Ce réseau rassemble 18 bassins versants soumis à des dépassements de la limite réglementaire matière organique Les données recueillies et analysées regroupent des données relative à la  concentration en matière organique (oxydabilité au; Carbone Organique Total; Carbone Organique Dissous) à l'exutoire principal de chaque bassin ainsi qu'aux exutoires d'un certain nombre de  sous-bassins versants, internes à chaque bassin. Ces données sont complétées dans certains cas par des données de concentration en nitrate, chlorure, sulfate, et phosphore. Les suivis ne sont pas réguliers comme dans le cas du réseau précédent. Ils peuvent se restreindre à des périodes limitées dans le temps. Ces suivis permettent de localiser les zones contributives de matière organique dans les bassins versants ainsi que les liens entre dynamique de la matière organique, dynamique du nitrate et dynamique du phosphore. Ce réseau peut être activé en cas de besoin pour lancer des études spécifiques sur un problème particulier, comme par exemple le rôle des rejets urbains et industriels sur la contamination des eaux par les matières organiques, ou sur celui dans la densité du réseau bocager sur cette même contamination. 
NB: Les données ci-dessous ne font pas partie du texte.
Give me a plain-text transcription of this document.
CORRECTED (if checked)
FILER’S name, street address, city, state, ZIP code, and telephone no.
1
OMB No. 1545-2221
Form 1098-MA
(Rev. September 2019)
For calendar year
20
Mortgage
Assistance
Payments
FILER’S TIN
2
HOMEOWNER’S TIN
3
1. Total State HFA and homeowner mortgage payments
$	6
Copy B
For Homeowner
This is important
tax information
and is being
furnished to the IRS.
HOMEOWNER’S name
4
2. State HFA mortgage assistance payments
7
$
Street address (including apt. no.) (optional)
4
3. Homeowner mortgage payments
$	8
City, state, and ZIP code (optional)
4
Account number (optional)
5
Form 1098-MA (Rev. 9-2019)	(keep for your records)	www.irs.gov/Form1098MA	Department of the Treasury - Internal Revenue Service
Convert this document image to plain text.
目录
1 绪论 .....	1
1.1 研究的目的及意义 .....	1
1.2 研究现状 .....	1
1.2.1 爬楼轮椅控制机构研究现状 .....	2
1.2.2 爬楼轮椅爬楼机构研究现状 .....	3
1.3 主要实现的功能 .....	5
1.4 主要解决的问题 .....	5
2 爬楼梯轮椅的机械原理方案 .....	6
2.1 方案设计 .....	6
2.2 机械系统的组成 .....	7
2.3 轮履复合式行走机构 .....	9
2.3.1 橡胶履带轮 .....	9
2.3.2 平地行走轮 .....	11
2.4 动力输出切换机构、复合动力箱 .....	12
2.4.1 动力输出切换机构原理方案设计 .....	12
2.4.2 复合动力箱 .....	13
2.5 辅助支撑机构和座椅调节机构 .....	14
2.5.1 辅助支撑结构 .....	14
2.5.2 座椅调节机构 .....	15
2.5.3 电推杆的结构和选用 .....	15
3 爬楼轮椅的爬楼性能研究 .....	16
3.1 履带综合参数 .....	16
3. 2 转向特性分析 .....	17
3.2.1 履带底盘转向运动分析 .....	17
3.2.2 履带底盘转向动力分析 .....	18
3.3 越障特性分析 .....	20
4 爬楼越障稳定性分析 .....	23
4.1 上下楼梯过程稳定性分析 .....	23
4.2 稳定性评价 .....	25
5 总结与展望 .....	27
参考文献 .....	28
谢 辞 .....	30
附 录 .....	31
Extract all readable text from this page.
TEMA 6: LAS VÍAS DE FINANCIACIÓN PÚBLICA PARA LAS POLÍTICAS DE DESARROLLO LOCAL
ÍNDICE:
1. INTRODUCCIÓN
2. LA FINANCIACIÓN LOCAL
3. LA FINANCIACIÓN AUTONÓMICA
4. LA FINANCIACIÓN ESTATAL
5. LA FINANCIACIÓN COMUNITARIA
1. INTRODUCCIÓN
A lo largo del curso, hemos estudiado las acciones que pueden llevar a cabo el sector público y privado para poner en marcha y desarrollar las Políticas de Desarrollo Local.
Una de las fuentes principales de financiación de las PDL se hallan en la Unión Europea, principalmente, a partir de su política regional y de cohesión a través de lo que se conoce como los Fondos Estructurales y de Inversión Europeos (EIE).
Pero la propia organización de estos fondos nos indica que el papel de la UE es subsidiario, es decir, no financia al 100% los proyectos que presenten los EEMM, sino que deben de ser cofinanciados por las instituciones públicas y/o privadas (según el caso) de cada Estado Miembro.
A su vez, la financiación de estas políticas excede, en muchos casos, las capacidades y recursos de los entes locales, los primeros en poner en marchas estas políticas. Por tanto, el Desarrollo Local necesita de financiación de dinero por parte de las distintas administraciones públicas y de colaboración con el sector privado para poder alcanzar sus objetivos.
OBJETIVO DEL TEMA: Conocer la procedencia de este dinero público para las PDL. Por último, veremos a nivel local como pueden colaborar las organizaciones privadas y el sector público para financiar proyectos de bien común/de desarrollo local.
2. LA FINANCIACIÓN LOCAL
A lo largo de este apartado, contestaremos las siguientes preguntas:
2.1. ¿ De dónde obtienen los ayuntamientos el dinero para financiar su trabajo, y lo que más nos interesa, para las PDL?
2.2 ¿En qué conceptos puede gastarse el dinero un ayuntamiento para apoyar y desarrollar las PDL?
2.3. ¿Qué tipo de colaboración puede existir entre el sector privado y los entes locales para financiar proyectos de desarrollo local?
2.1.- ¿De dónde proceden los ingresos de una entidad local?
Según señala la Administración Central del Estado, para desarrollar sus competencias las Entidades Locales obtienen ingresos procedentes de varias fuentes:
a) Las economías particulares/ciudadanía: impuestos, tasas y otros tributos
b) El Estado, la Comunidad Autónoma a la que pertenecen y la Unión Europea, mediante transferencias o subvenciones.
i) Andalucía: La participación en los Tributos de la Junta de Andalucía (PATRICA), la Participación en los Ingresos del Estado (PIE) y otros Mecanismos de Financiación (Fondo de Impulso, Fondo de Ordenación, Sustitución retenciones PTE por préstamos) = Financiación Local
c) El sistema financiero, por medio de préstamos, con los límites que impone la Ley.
  • Le réseau des bassins versants renseignés du point de vue des caractéristiques du milieu physique, de l'occupation du sol et des pratiques agricoles

Ce réseau rassemble 41 sous-bassins versants d'une superficie égale ou inférieure à 5000 ha. Chacun de ces sous-bassins versants dispose d'une détermination de l'occupation du sol est des pratiques agricoles à l'échelle des zones humides potentielles permettant une analyse de facteurs comme le linéaire bocager ou  la proportion de prairie sur la teneur en matière organique des eaux. Chacun des exutoires disposent de mesure de la concentration en matière organique (Carbone organique dissous) pendant une durée d'un an, au moins, à la fréquence de 1 à 2 prélèvements par mois, avec dans chaque cas des prélèvements hors et pendant les périodes de crue. Des données de concentrations en nitrate, sulfate, chlorure et phosphore complètent le dispositif. Ce réseau est utilisé pour déterminer le rôle des caractéristiques du milieu physique et des pratiques agricoles sur la contamination des eaux de surface par les matières organiques.Télécharger les fichiers .kmz utilisables avec Google Earth : couches géographiques contenant le réseau hydrographique, le réseau bocager, les zones humides de bas fonds et la limite des sous bassins versants  

  • Le bassin versant de recherche de Kervidy Naizin 

Situé dans le Morbihan, ce bassin versant dispose d'un suivi journalier des teneurs en matière organique (Carbone Organique Dissous), nitrate, chlorure et sulfate à son exutoire lequel dispose également d'une mesure en continu du débit de l'eau. Ce dispositif de mesure à l'exutoire est complété par des dispositifs de prélèvements de l'eau des nappes (piézomètres, bougies poreuses), permettant le suivi de la production du carbone organique dissous directement au niveau du sol. Ce bassin versant de recherche est utilisé pour comprendre et modéliser la production et le transfert de matière organique à l'interface sol-eau. Il sert également à analyser et modéliser l'effet de la variabilité de l'hydroclimat sur les concentrations et les flux de matière organique dans les bassins versants. Les séries de données journalières acquises sur ce bassin-versant démarrent en 1999. Le bassin-versant de Kervidy-Naizin fait partie de l'Observatoire de Recherche en Environnement "Aghrys", cogéré par l'INRA et le CNRS (site d'Aghrys).